Cotadutide is an investigational medication being developed to address metabolic conditions such as type 2 diabetes, obesity, and non-alcoholic steatohepatitis (NASH). It is a synthetic peptide that works by mimicking the actions of two natural human hormones, glucagon-like peptide-1 (GLP-1) and glucagon, which are involved in regulating blood sugar and metabolism.
Understanding Cotadutide
What makes cotadutide distinct is its classification as a “dual agonist.” This means it activates two different types of receptors in the body: the glucagon-like peptide-1 (GLP-1) receptor and the glucagon receptor (GCGR).
The dual action of cotadutide sets it apart from other medications that might only target one of these hormone pathways. By engaging both GLP-1 and glucagon receptors, cotadutide aims to provide a more comprehensive approach to managing metabolic imbalances. This combined activation is designed to influence various physiological processes related to glucose control, energy balance, and fat metabolism.
Conditions Cotadutide Targets
Cotadutide is being developed to treat complex metabolic conditions, including Type 2 Diabetes, Obesity, and Non-alcoholic Steatohepatitis (NASH). These conditions often coexist and pose significant health challenges due to their progressive nature and limited long-term treatment options. Type 2 Diabetes involves high blood sugar levels, while obesity is characterized by excessive body fat.
NASH involves the accumulation of fat in the liver, which can lead to inflammation, liver damage, and potentially more severe conditions like cirrhosis or liver failure. A dual-acting drug like cotadutide offers a promising therapeutic strategy by simultaneously addressing several underlying issues associated with these disorders, such as improving glucose regulation, promoting weight loss, and reducing liver fat.
How Cotadutide Works in the Body
Cotadutide exerts its effects by activating both GLP-1 and glucagon receptors, leading to a synergistic impact on metabolism. When cotadutide activates the GLP-1 receptor, it promotes glucose-dependent insulin secretion from the pancreas. This action helps to lower elevated blood glucose.
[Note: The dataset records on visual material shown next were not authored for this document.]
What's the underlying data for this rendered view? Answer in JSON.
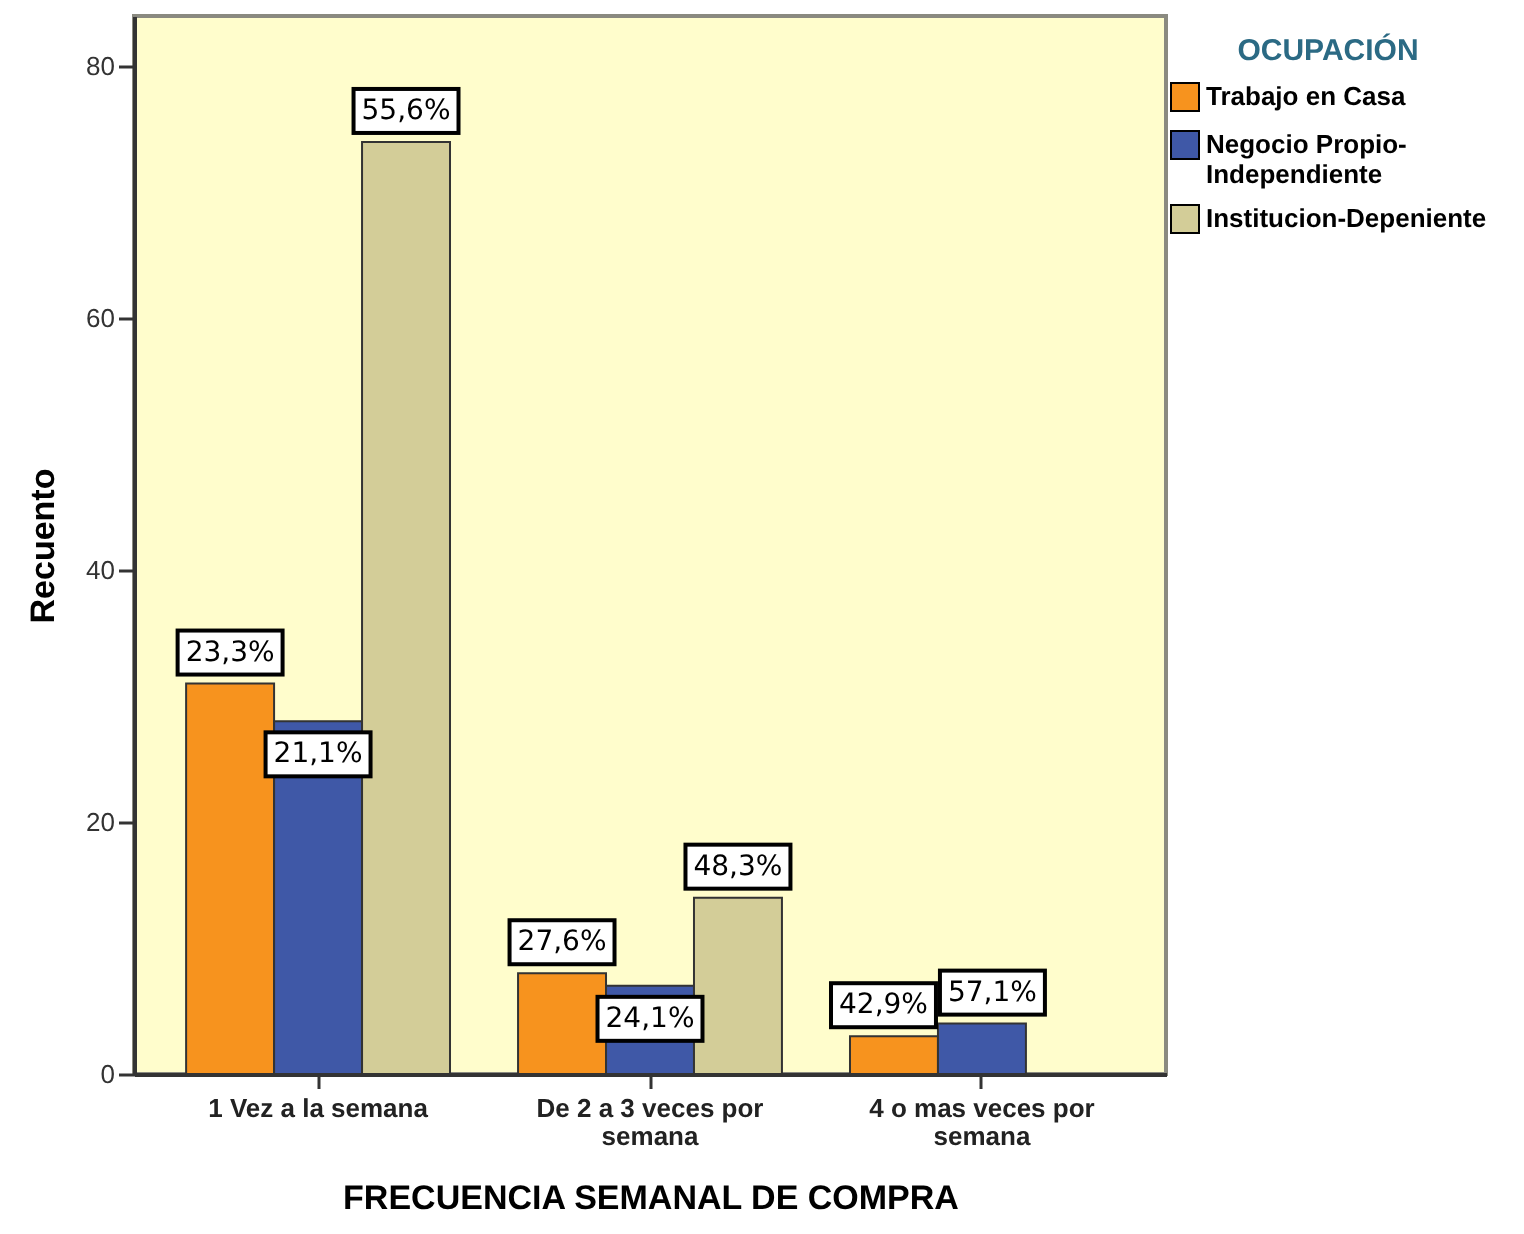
{
  "chart_data": {
    "type": "bar",
    "xlabel": "FRECUENCIA SEMANAL DE COMPRA",
    "ylabel": "Recuento",
    "legend_title": "OCUPACIÓN",
    "categories": [
      "1 Vez a la semana",
      "De 2 a 3 veces por semana",
      "4 o mas veces por semana"
    ],
    "series": [
      {
        "name": "Trabajo en Casa",
        "color": "#f7931e",
        "values": [
          31,
          8,
          3
        ]
      },
      {
        "name": "Negocio Propio-Independiente",
        "color": "#3f58a7",
        "values": [
          28,
          7,
          4
        ]
      },
      {
        "name": "Institucion-Depeniente",
        "color": "#d3cd98",
        "values": [
          74,
          14,
          null
        ]
      }
    ],
    "annotations": [
      "23,3%",
      "21,1%",
      "55,6%",
      "27,6%",
      "24,1%",
      "48,3%",
      "42,9%",
      "57,1%"
    ],
    "ylim": [
      0,
      84
    ],
    "yticks": [
      0,
      20,
      40,
      60,
      80
    ],
    "legend": "top right"
  }
}
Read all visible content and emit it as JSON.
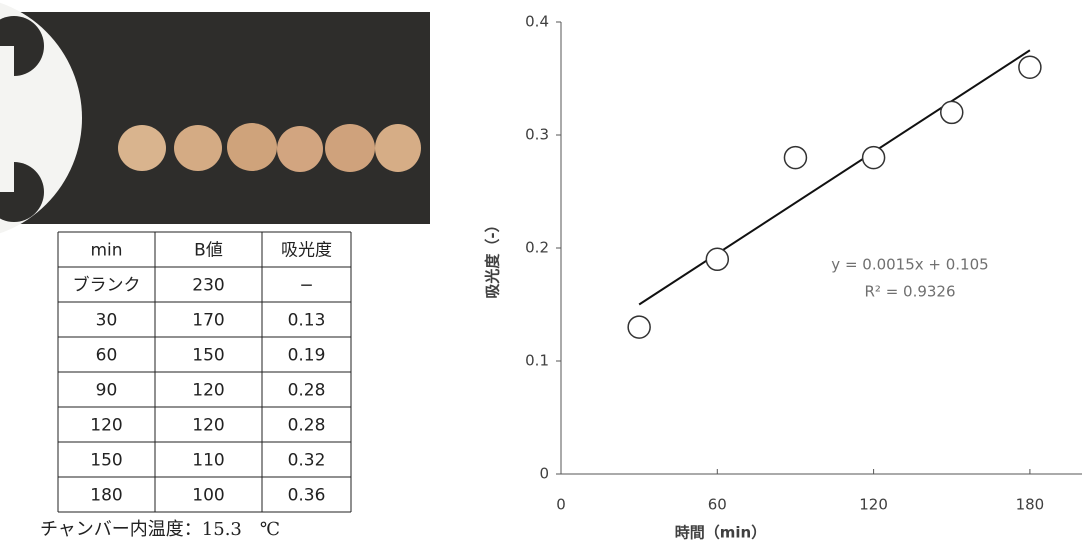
{
  "table": {
    "header": [
      "min",
      "B値",
      "吸光度"
    ],
    "rows": [
      [
        "ブランク",
        "230",
        "−"
      ],
      [
        "30",
        "170",
        "0.13"
      ],
      [
        "60",
        "150",
        "0.19"
      ],
      [
        "90",
        "120",
        "0.28"
      ],
      [
        "120",
        "120",
        "0.28"
      ],
      [
        "150",
        "110",
        "0.32"
      ],
      [
        "180",
        "100",
        "0.36"
      ]
    ]
  },
  "caption": "チャンバー内温度：15.3　℃",
  "chart_data": {
    "type": "scatter",
    "xlabel": "時間（min）",
    "ylabel": "吸光度（-）",
    "x": [
      30,
      60,
      90,
      120,
      150,
      180
    ],
    "values": [
      0.13,
      0.19,
      0.28,
      0.28,
      0.32,
      0.36
    ],
    "color": "#333333",
    "xlim": [
      0,
      200
    ],
    "xticks": [
      0,
      60,
      120,
      180
    ],
    "ylim": [
      0,
      0.4
    ],
    "yticks": [
      0,
      0.1,
      0.2,
      0.3,
      0.4
    ],
    "grid": false,
    "trendline": {
      "slope": 0.0015,
      "intercept": 0.105,
      "color": "#111111",
      "label": "y = 0.0015x + 0.105",
      "r2_label": "R² = 0.9326"
    }
  }
}
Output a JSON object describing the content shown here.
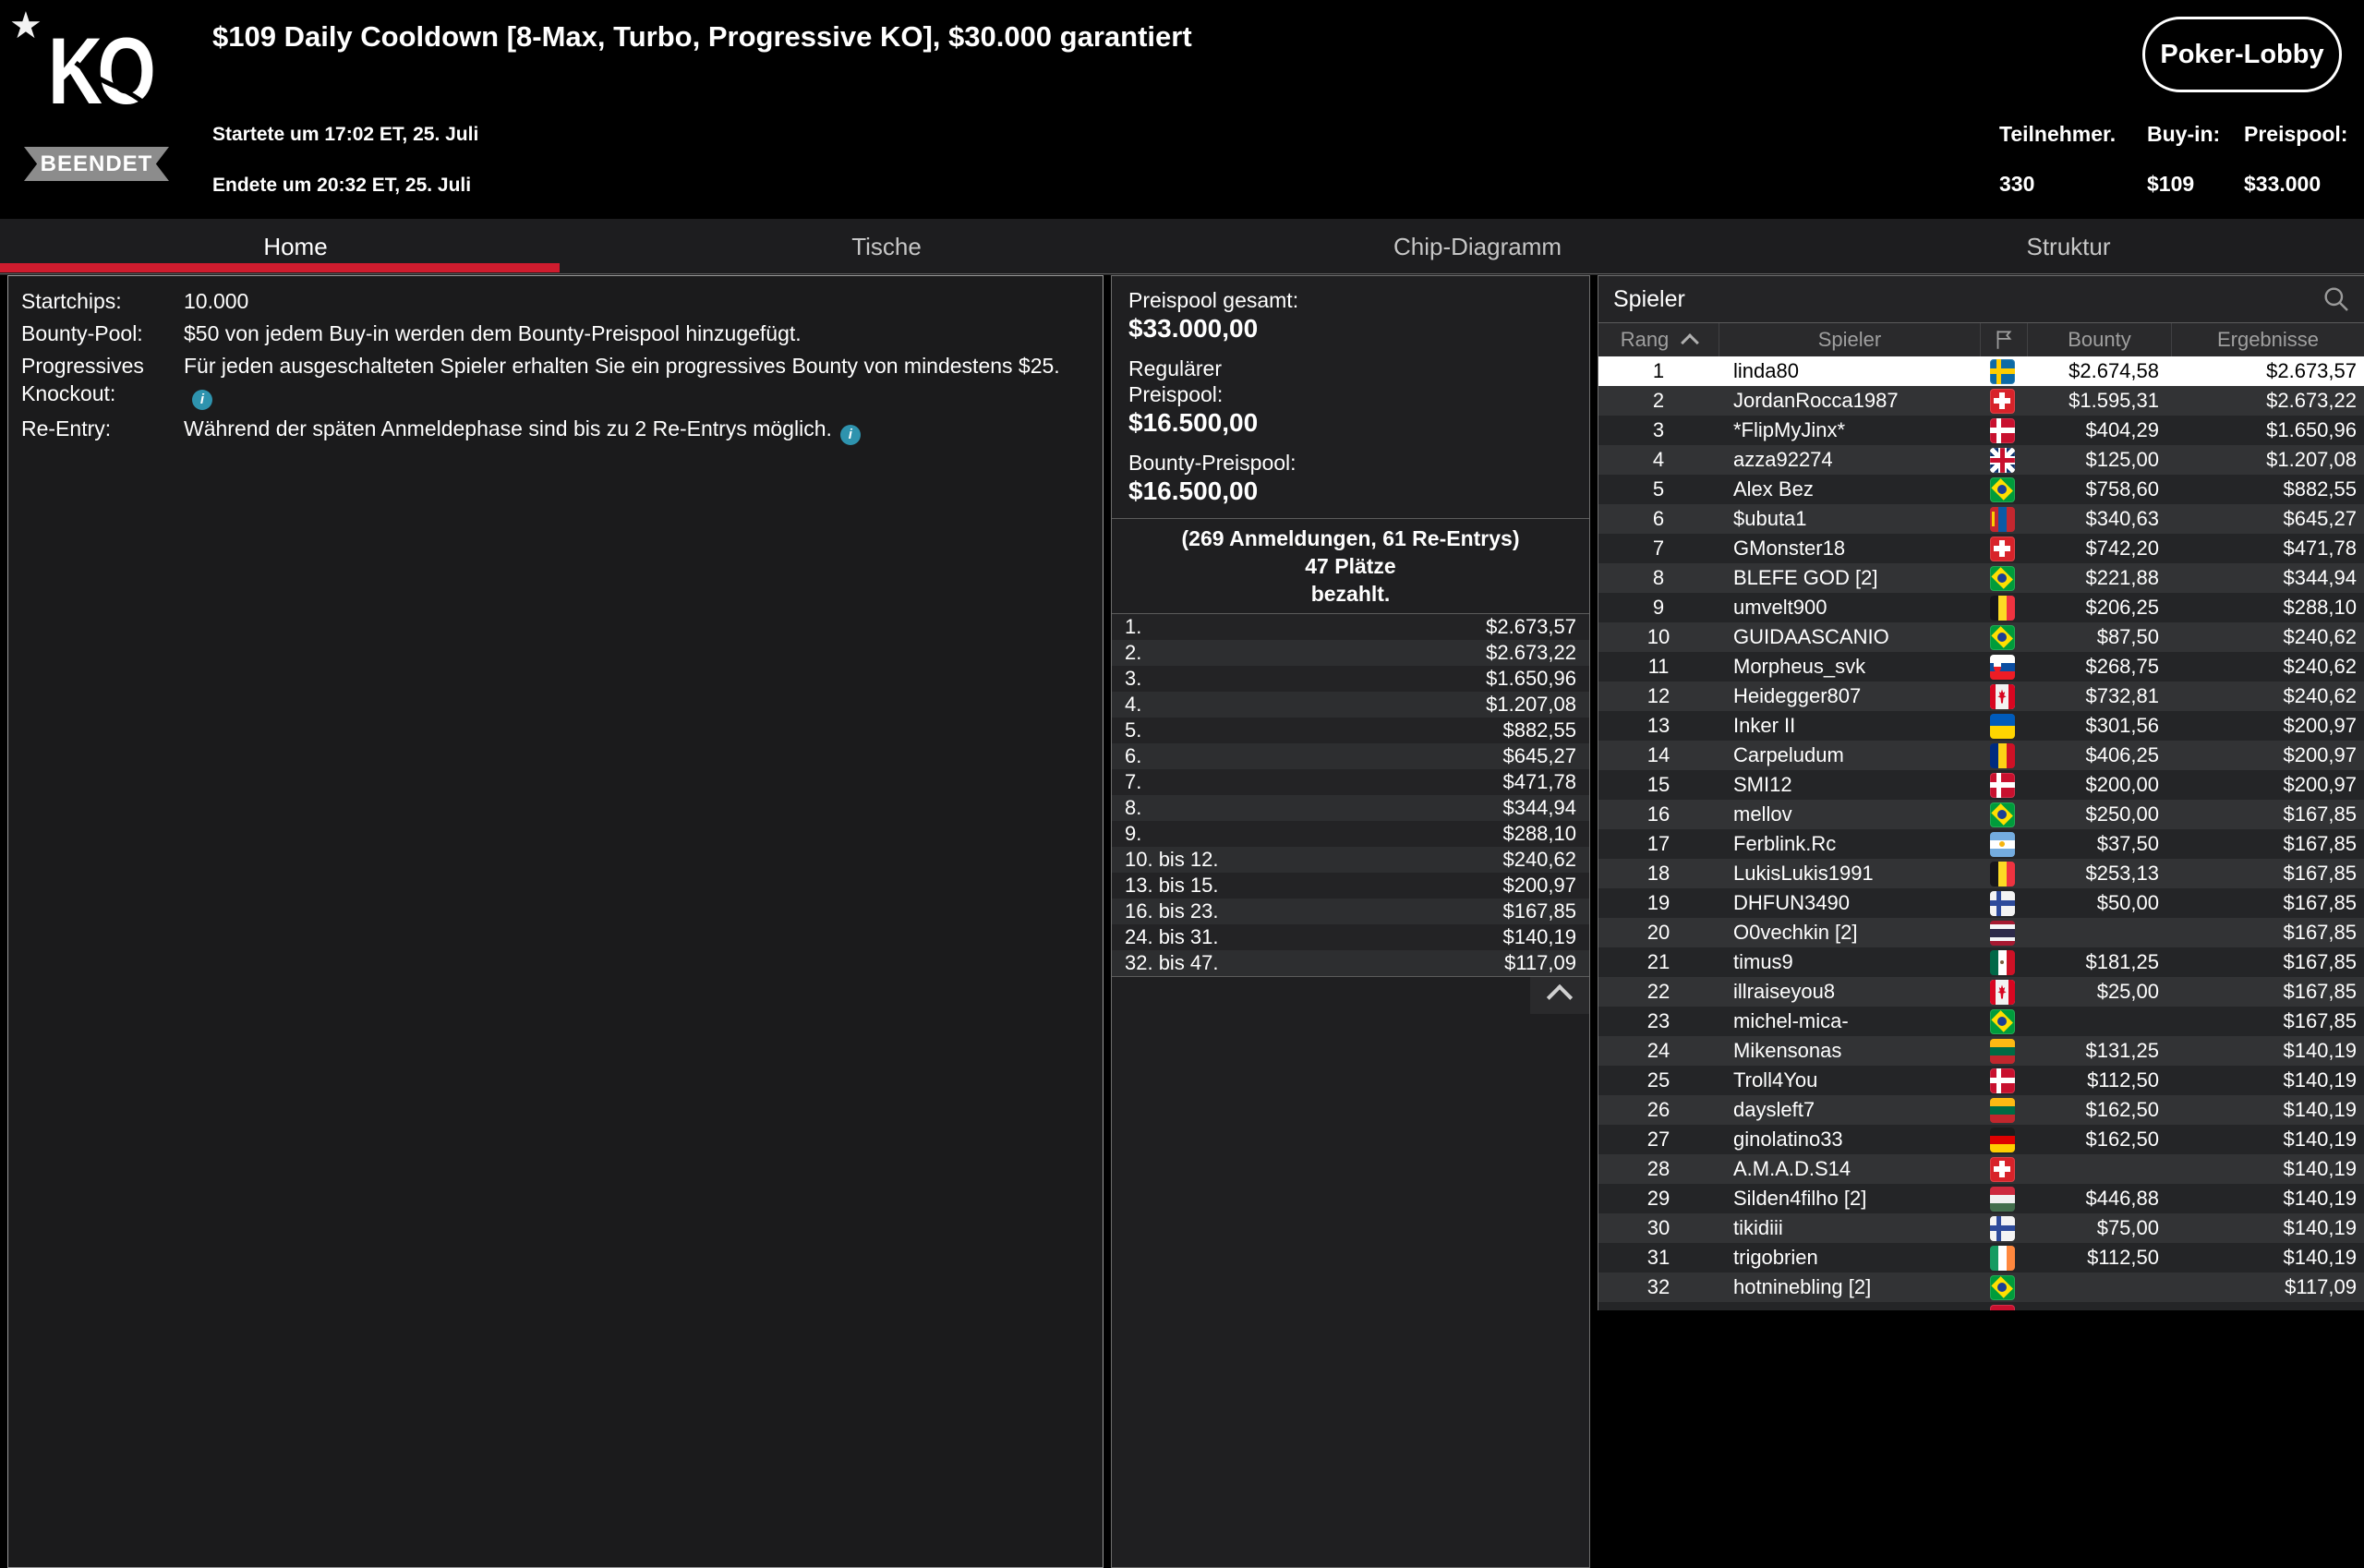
{
  "colors": {
    "accent_red": "#cf1c2e",
    "info_blue": "#2e93ae",
    "selected_row_bg": "#ffffff",
    "badge_gray": "#8c8c8c"
  },
  "header": {
    "logo": "KO",
    "star_icon": "star-icon",
    "status_badge": "BEENDET",
    "title": "$109 Daily Cooldown [8-Max, Turbo, Progressive KO], $30.000 garantiert",
    "started": "Startete um 17:02 ET, 25. Juli",
    "ended": "Endete um 20:32 ET, 25. Juli",
    "lobby_button": "Poker-Lobby",
    "stats": [
      {
        "label": "Teilnehmer.",
        "value": "330"
      },
      {
        "label": "Buy-in:",
        "value": "$109"
      },
      {
        "label": "Preispool:",
        "value": "$33.000"
      }
    ]
  },
  "tabs": [
    {
      "label": "Home",
      "active": true
    },
    {
      "label": "Tische",
      "active": false
    },
    {
      "label": "Chip-Diagramm",
      "active": false
    },
    {
      "label": "Struktur",
      "active": false
    }
  ],
  "details": [
    {
      "label": "Startchips:",
      "value": "10.000",
      "info": false
    },
    {
      "label": "Bounty-Pool:",
      "value": "$50 von jedem Buy-in werden dem Bounty-Preispool hinzugefügt.",
      "info": false
    },
    {
      "label": "Progressives Knockout:",
      "value": "Für jeden ausgeschalteten Spieler erhalten Sie ein progressives Bounty von mindestens $25.",
      "info": true
    },
    {
      "label": "Re-Entry:",
      "value": "Während der späten Anmeldephase sind bis zu 2 Re-Entrys möglich.",
      "info": true
    }
  ],
  "prizepool": {
    "total_label": "Preispool gesamt:",
    "total_value": "$33.000,00",
    "regular_label": "Regulärer\nPreispool:",
    "regular_value": "$16.500,00",
    "bounty_label": "Bounty-Preispool:",
    "bounty_value": "$16.500,00",
    "registrations": "(269 Anmeldungen, 61 Re-Entrys)",
    "places_line1": "47 Plätze",
    "places_line2": "bezahlt.",
    "collapse_icon": "chevron-up-icon",
    "payouts": [
      {
        "place": "1.",
        "amount": "$2.673,57"
      },
      {
        "place": "2.",
        "amount": "$2.673,22"
      },
      {
        "place": "3.",
        "amount": "$1.650,96"
      },
      {
        "place": "4.",
        "amount": "$1.207,08"
      },
      {
        "place": "5.",
        "amount": "$882,55"
      },
      {
        "place": "6.",
        "amount": "$645,27"
      },
      {
        "place": "7.",
        "amount": "$471,78"
      },
      {
        "place": "8.",
        "amount": "$344,94"
      },
      {
        "place": "9.",
        "amount": "$288,10"
      },
      {
        "place": "10. bis 12.",
        "amount": "$240,62"
      },
      {
        "place": "13. bis 15.",
        "amount": "$200,97"
      },
      {
        "place": "16. bis 23.",
        "amount": "$167,85"
      },
      {
        "place": "24. bis 31.",
        "amount": "$140,19"
      },
      {
        "place": "32. bis 47.",
        "amount": "$117,09"
      }
    ]
  },
  "players": {
    "panel_title": "Spieler",
    "search_icon": "search-icon",
    "columns": {
      "rank": "Rang",
      "player": "Spieler",
      "flag": "flag-icon",
      "bounty": "Bounty",
      "results": "Ergebnisse"
    },
    "rows": [
      {
        "rank": "1",
        "name": "linda80",
        "flag": "sweden",
        "bounty": "$2.674,58",
        "result": "$2.673,57",
        "selected": true
      },
      {
        "rank": "2",
        "name": "JordanRocca1987",
        "flag": "switzerland",
        "bounty": "$1.595,31",
        "result": "$2.673,22"
      },
      {
        "rank": "3",
        "name": "*FlipMyJinx*",
        "flag": "denmark",
        "bounty": "$404,29",
        "result": "$1.650,96"
      },
      {
        "rank": "4",
        "name": "azza92274",
        "flag": "uk",
        "bounty": "$125,00",
        "result": "$1.207,08"
      },
      {
        "rank": "5",
        "name": "Alex Bez",
        "flag": "brazil",
        "bounty": "$758,60",
        "result": "$882,55"
      },
      {
        "rank": "6",
        "name": "$ubuta1",
        "flag": "mongolia",
        "bounty": "$340,63",
        "result": "$645,27"
      },
      {
        "rank": "7",
        "name": "GMonster18",
        "flag": "switzerland",
        "bounty": "$742,20",
        "result": "$471,78"
      },
      {
        "rank": "8",
        "name": "BLEFE GOD [2]",
        "flag": "brazil",
        "bounty": "$221,88",
        "result": "$344,94"
      },
      {
        "rank": "9",
        "name": "umvelt900",
        "flag": "belgium",
        "bounty": "$206,25",
        "result": "$288,10"
      },
      {
        "rank": "10",
        "name": "GUIDAASCANIO",
        "flag": "brazil",
        "bounty": "$87,50",
        "result": "$240,62"
      },
      {
        "rank": "11",
        "name": "Morpheus_svk",
        "flag": "slovakia",
        "bounty": "$268,75",
        "result": "$240,62"
      },
      {
        "rank": "12",
        "name": "Heidegger807",
        "flag": "canada",
        "bounty": "$732,81",
        "result": "$240,62"
      },
      {
        "rank": "13",
        "name": "Inker II",
        "flag": "ukraine",
        "bounty": "$301,56",
        "result": "$200,97"
      },
      {
        "rank": "14",
        "name": "Carpeludum",
        "flag": "romania",
        "bounty": "$406,25",
        "result": "$200,97"
      },
      {
        "rank": "15",
        "name": "SMI12",
        "flag": "denmark",
        "bounty": "$200,00",
        "result": "$200,97"
      },
      {
        "rank": "16",
        "name": "mellov",
        "flag": "brazil",
        "bounty": "$250,00",
        "result": "$167,85"
      },
      {
        "rank": "17",
        "name": "Ferblink.Rc",
        "flag": "argentina",
        "bounty": "$37,50",
        "result": "$167,85"
      },
      {
        "rank": "18",
        "name": "LukisLukis1991",
        "flag": "belgium",
        "bounty": "$253,13",
        "result": "$167,85"
      },
      {
        "rank": "19",
        "name": "DHFUN3490",
        "flag": "finland",
        "bounty": "$50,00",
        "result": "$167,85"
      },
      {
        "rank": "20",
        "name": "O0vechkin [2]",
        "flag": "thailand",
        "bounty": "",
        "result": "$167,85"
      },
      {
        "rank": "21",
        "name": "timus9",
        "flag": "mexico",
        "bounty": "$181,25",
        "result": "$167,85"
      },
      {
        "rank": "22",
        "name": "illraiseyou8",
        "flag": "canada",
        "bounty": "$25,00",
        "result": "$167,85"
      },
      {
        "rank": "23",
        "name": "michel-mica-",
        "flag": "brazil",
        "bounty": "",
        "result": "$167,85"
      },
      {
        "rank": "24",
        "name": "Mikensonas",
        "flag": "lithuania",
        "bounty": "$131,25",
        "result": "$140,19"
      },
      {
        "rank": "25",
        "name": "Troll4You",
        "flag": "denmark",
        "bounty": "$112,50",
        "result": "$140,19"
      },
      {
        "rank": "26",
        "name": "daysleft7",
        "flag": "lithuania",
        "bounty": "$162,50",
        "result": "$140,19"
      },
      {
        "rank": "27",
        "name": "ginolatino33",
        "flag": "germany",
        "bounty": "$162,50",
        "result": "$140,19"
      },
      {
        "rank": "28",
        "name": "A.M.A.D.S14",
        "flag": "switzerland",
        "bounty": "",
        "result": "$140,19"
      },
      {
        "rank": "29",
        "name": "Silden4filho [2]",
        "flag": "hungary",
        "bounty": "$446,88",
        "result": "$140,19"
      },
      {
        "rank": "30",
        "name": "tikidiii",
        "flag": "finland",
        "bounty": "$75,00",
        "result": "$140,19"
      },
      {
        "rank": "31",
        "name": "trigobrien",
        "flag": "ireland",
        "bounty": "$112,50",
        "result": "$140,19"
      },
      {
        "rank": "32",
        "name": "hotninebling [2]",
        "flag": "brazil",
        "bounty": "",
        "result": "$117,09"
      },
      {
        "rank": "",
        "name": "",
        "flag": "partial-red",
        "bounty": "",
        "result": ""
      }
    ]
  }
}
Activation of GLP-1 receptors also slows down gastric emptying, which helps to reduce post-meal blood sugar spikes and contributes to a feeling of fullness, leading to reduced food intake and weight loss.
Simultaneously, cotadutide’s activation of glucagon receptors influences liver function and energy expenditure. Glucagon receptor activation in the liver can reduce the production of new fats and glycogen synthesis, leading to lower lipid content and improved glucose processing within the liver. This dual action on both GLP-1 and glucagon receptors works to improve overall metabolic control, reduce liver fat, and contribute to weight management.
Clinical Trial Outcomes
Clinical trials have shown promising results for cotadutide in improving various metabolic parameters. In studies involving patients with type 2 diabetes and obesity, cotadutide led to significant reductions in HbA1c and body weight. A 54-week study demonstrated that cotadutide significantly decreased HbA1c and body weight compared to placebo at both 14 and 54 weeks.
Patients treated with cotadutide also showed improvements in liver health, with reductions in elevated liver enzymes such as AST and ALT, and positive changes in markers associated with liver fat and fibrosis. In some trials, cotadutide 300 µg resulted in greater weight loss and reductions in ALT compared to liraglutide 1.8 mg. These findings suggest cotadutide’s potential to address multiple facets of metabolic disease beyond just glucose control and weight loss, including liver health.
Safety and Administration
The safety profile of cotadutide in clinical trials indicates that it is generally well-tolerated, with common side effects primarily affecting the gastrointestinal system. These include nausea and vomiting, which are frequently reported. In one phase 2b study, nausea occurred in 35% of participants and vomiting in 17%, though these symptoms tended to decrease over time.
Cotadutide is administered as a subcutaneous injection, meaning it is given under the skin. Dosing in clinical trials has varied, with doses ranging from 50 µg to 600 µg, often with an initial titration period to allow the body to adjust. Studies have indicated that dose adjustments due to renal impairment may not be necessary, suggesting consistent tolerability across different levels of kidney function.